La ScaPoLiNe se voit donc comme une théorie énonciative, sémantique, discursive et instructionelle. Énonciative, parce qu’elle travaille avec l’énoncé ; sémantique parce qu’elle se concentre sur le sens des énoncés ; discursive, parce que selon sa théorie, le sens est constitué des traces d’un discours cristallisé, et enfin instructionelle, puisqu’elle donne des instructions pour interpréter les énoncés.

La théorie scandinave s’intéresse aux traces que la polyphonie laisse dans la langue et la considère comme l’existence de différentes voix ou points de vue dans un énoncé : la phrase est un élément linguistique, et l’énoncé un élément de la parole, auquel nous donnons un sens, à savoir une description sémantique. L’énoncé devient alors image de l’énonciation, parce qu’il donne des informations sur les protagonistes et la situation énonciative.

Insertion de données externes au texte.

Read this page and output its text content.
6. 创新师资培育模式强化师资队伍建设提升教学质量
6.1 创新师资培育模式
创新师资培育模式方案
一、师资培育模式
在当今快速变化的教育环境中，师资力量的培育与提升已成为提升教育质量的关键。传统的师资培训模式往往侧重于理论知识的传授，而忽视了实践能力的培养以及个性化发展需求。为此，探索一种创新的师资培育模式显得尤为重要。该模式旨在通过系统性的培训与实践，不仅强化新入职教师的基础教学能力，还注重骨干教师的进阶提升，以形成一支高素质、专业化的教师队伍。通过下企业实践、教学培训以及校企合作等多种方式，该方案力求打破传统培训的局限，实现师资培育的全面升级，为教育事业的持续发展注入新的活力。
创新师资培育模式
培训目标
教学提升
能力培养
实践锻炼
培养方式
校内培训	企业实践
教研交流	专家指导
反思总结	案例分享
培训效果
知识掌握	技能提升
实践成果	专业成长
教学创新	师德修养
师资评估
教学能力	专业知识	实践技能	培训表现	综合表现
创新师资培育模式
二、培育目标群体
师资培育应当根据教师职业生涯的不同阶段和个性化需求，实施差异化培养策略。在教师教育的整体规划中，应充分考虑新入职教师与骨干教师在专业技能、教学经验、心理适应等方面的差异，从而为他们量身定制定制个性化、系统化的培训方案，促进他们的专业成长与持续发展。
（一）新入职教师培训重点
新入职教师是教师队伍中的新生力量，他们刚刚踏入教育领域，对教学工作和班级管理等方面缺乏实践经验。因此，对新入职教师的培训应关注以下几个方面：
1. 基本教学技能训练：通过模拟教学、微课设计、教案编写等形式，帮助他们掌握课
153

Par conséquent, d’un côté la langue délivre des indications pour lire polyphoniquement les énoncés, et de l’autre côté cette lecture doit considérer les effets que la polyphonie peut produire chez le destinataire qui lit ou lira le texte. C’est pourquoi la ScaPoLiNe propose l’opposition entre structure polyphonique et configuration polyphonique. La structure fait partie de la langue et la configuration est un instrument d’aide, pour interpréter correctement les énoncés polyphoniques. Cet instrument se compose de quatre éléments en fonction desquels se définit la polyphonie : les êtres discursifs (ê-d), les points de vue (pdv), le locuteur-en-tant-que-constructeur (LOC) et les liens énonciatifs (liens)28. Dans la lignée de Ducrot, le LOC est celui qui assume la responsabilité de l’énonciation et est l’être discursif principal parce qu’il organise les éléments de la configuration polyphonique. Il est aussi le responsable des actes argumentatifs et illocutoires des énoncés. Toutefois, il n’est pas source de points de vue. Il peut être indiqué par différents moyens linguistiques comme les pronoms de la première personne ou les expressions modales. Il n’est pas un être discursif et son rôle est donc de construire les autres êtres discursifs, qui peuvent être constitués par des pronoms personnels, des syntagmes ou des noms propres. Il peut montrer deux identités différentes : le locuteur textuel (L) et le locuteur énonciatif (l0). Le premier a les caractéristiques d’une personne et existe en dehors du présent de l’énonciation. Il est source d’un point de vue qui est toujours présent dans l’énoncé, aussi avant l’énonciation. Le deuxième est le responsable de l’énonciation pendant l’énonciation même et il est donc le responsable des points de vue modalisés par l’énonciateur.

Les trois personnes représentées sont alors le locuteur, l’allocutaire et les tiers, à savoir, ceux qui n’ont aucun rapport direct avec le locuteur ou l’allocutaire. Dans ce cas, la ScaPoLiNe se distancie de Ducrot, parce qu’elle considère le point de vue comme une entité sémantique constituée d’une source « X », un jugement « JUGE » et une proposition « p ». Le point de vue se manifeste alors comme : [X]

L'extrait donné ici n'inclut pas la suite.